Elle s'est poursuivie avec un texte relatif aux retraites agricoles, qui nous a permis d'avancer sur bien des sujets. Puis nous avons examiné une proposition de loi de notre collègue Moetai Brotherson, qui a fait état de véritables souffrances et qui, compte tenu de son importance, aurait mérité que davantage de députés soient présents. Et maintenant nous en venons à la proposition de loi de notre collègue Elsa Faucillon pour des mesures d'urgence en faveur des intermittents de l'emploi.
Si nous partageons toutes et tous l'ambition de cette proposition de loi, qui est de lutter contre la précarité des travailleurs enchaînant contrats courts et périodes de chômage, nous ne vous rejoignons pas, madame la rapporteure, sur les moyens pour y parvenir.
L'article 1er de la proposition de loi prévoit en effet l'octroi d'une aide conjoncturelle de l'État à l'ensemble des intermittents et des intérimaires inscrits comme demandeurs d'emploi, afin d'indemniser la totalité de leurs pertes de revenu depuis le début de la crise sanitaire et en prenant comme référence les salaires perçus sur les trois dernières années avant 2020.
C'est justement l'objet de l'aide exceptionnelle instaurée par le Gouvernement en novembre 2020 et qui vise à garantir un revenu minimum de 900 euros par mois à tous les travailleurs précaires. Plus de 600 000 demandeurs d'emploi bénéficient de cette prime, qui a été prolongée jusqu'à la fin de l'été pour un moment total de 1,3 milliard d'euros. Le « quoi qu'il en coûte » est donc aussi une réalité pour les intermittents de l'emploi ou du spectacle. Nous ne sommes donc pas favorables à ce que des aides viennent s'ajouter à d'autres aides.

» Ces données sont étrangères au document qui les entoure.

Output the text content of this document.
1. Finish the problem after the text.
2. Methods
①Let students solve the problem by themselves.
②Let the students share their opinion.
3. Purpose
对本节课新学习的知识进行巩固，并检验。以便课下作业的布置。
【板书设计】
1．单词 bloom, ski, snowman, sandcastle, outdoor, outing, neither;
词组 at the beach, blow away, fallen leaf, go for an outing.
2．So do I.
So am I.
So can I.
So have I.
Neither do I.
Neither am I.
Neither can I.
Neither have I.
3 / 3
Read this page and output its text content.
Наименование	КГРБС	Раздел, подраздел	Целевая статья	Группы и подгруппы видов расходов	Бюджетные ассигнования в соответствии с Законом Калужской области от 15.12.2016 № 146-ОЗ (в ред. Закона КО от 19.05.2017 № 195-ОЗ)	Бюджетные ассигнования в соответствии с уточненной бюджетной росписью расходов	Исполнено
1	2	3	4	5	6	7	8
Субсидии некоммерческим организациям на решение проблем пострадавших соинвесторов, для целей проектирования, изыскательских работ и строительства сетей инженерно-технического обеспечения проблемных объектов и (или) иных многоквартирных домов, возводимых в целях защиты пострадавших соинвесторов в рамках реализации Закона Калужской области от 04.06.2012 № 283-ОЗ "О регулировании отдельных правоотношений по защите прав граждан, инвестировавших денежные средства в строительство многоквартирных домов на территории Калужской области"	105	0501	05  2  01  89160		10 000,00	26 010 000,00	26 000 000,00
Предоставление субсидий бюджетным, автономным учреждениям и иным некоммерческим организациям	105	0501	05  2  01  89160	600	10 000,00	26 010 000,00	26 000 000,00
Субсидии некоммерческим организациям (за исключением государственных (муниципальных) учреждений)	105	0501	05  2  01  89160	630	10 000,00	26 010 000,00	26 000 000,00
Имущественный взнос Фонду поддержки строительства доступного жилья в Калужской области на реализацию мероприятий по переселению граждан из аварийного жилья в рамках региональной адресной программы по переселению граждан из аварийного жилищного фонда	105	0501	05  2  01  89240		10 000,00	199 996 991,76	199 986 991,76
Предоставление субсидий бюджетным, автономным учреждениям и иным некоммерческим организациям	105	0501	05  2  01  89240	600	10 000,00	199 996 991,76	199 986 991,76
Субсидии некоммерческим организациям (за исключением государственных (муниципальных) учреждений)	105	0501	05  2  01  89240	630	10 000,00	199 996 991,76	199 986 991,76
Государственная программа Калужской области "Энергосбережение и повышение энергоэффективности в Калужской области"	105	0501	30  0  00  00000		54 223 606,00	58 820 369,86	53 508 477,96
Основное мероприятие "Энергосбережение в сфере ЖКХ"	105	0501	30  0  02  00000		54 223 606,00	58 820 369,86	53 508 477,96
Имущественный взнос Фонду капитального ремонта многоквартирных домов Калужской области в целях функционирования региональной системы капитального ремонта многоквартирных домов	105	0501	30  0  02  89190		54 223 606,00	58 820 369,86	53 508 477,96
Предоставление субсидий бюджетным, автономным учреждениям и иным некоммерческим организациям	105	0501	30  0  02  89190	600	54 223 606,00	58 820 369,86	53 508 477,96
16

La seconde proposition que vous formulez, structurelle celle-ci, consiste à rétablir un régime d'assurance chômage spécifique aux intermittents de l'emploi et aux intérimaires. Nous ne souhaitons pas recréer un tel régime, qui a été une déception et qui pourrait conduire à encourager les signatures de contrats courts. Cela va à l'encontre de l'ambition de notre majorité, qui est de lutter contre le recours abusif aux contrats précaires. Je rappelle par ailleurs que cette annexe a été supprimée à la demande des syndicats eux-mêmes.
Je tiens aussi à souligner que la situation des salariés intermittents s'améliore nettement à la faveur la reprise progressive de l'activité touristique et culturelle, laquelle résulte de la levée des restrictions sanitaires. Rien que dans le secteur des hôtels, cafés et restaurants, 40 000 emplois ont été pourvus entre janvier et avril, ce qui correspond à 80 % des offres qui ont été émises. Beaucoup d'emplois restent donc à pourvoir ; les difficultés de recrutement sont importantes.
Si les perspectives des semaines à venir s'éclaircissent, il ne s'agit toutefois pas de nier les difficultés qu'ont rencontrées les salariés précaires depuis mars 2020 et l'incertitude qui pèse encore sur les mois à venir. Les crises ont la vertu de révéler les faiblesses des systèmes qu'elles frappent. La pandémie de covid-19 nous a montré, s'il était encore nécessaire de le faire, les limites de la permittence. Ce mode d'emploi ne protège pas suffisamment les travailleurs, lesquels sont majoritairement des femmes et des jeunes, et les maintient dans la précarité en temps de crise.
Les solutions que vous proposez aujourd'hui ne répondent pas à notre ambition de sortir les salariés intermittents de la précarité, même si nous en comprenons l'intention. Nous préférons encourager la formation ou les mécanismes favorisant l'emploi de longue durée, ce qui n'exclut pas le versement d'aides exceptionnelles, notamment en temps de crise comme nous avons pu le faire, afin de compenser les effets d'un choc conjoncturel. C'est la voie qu'ont choisie le Gouvernement et la majorité pour accompagner les travailleurs intermittents dans la crise que nous traversons.
Vous l'aurez compris, pour toutes ces raisons, le groupe Agir ensemble votera contre cette proposition de loi.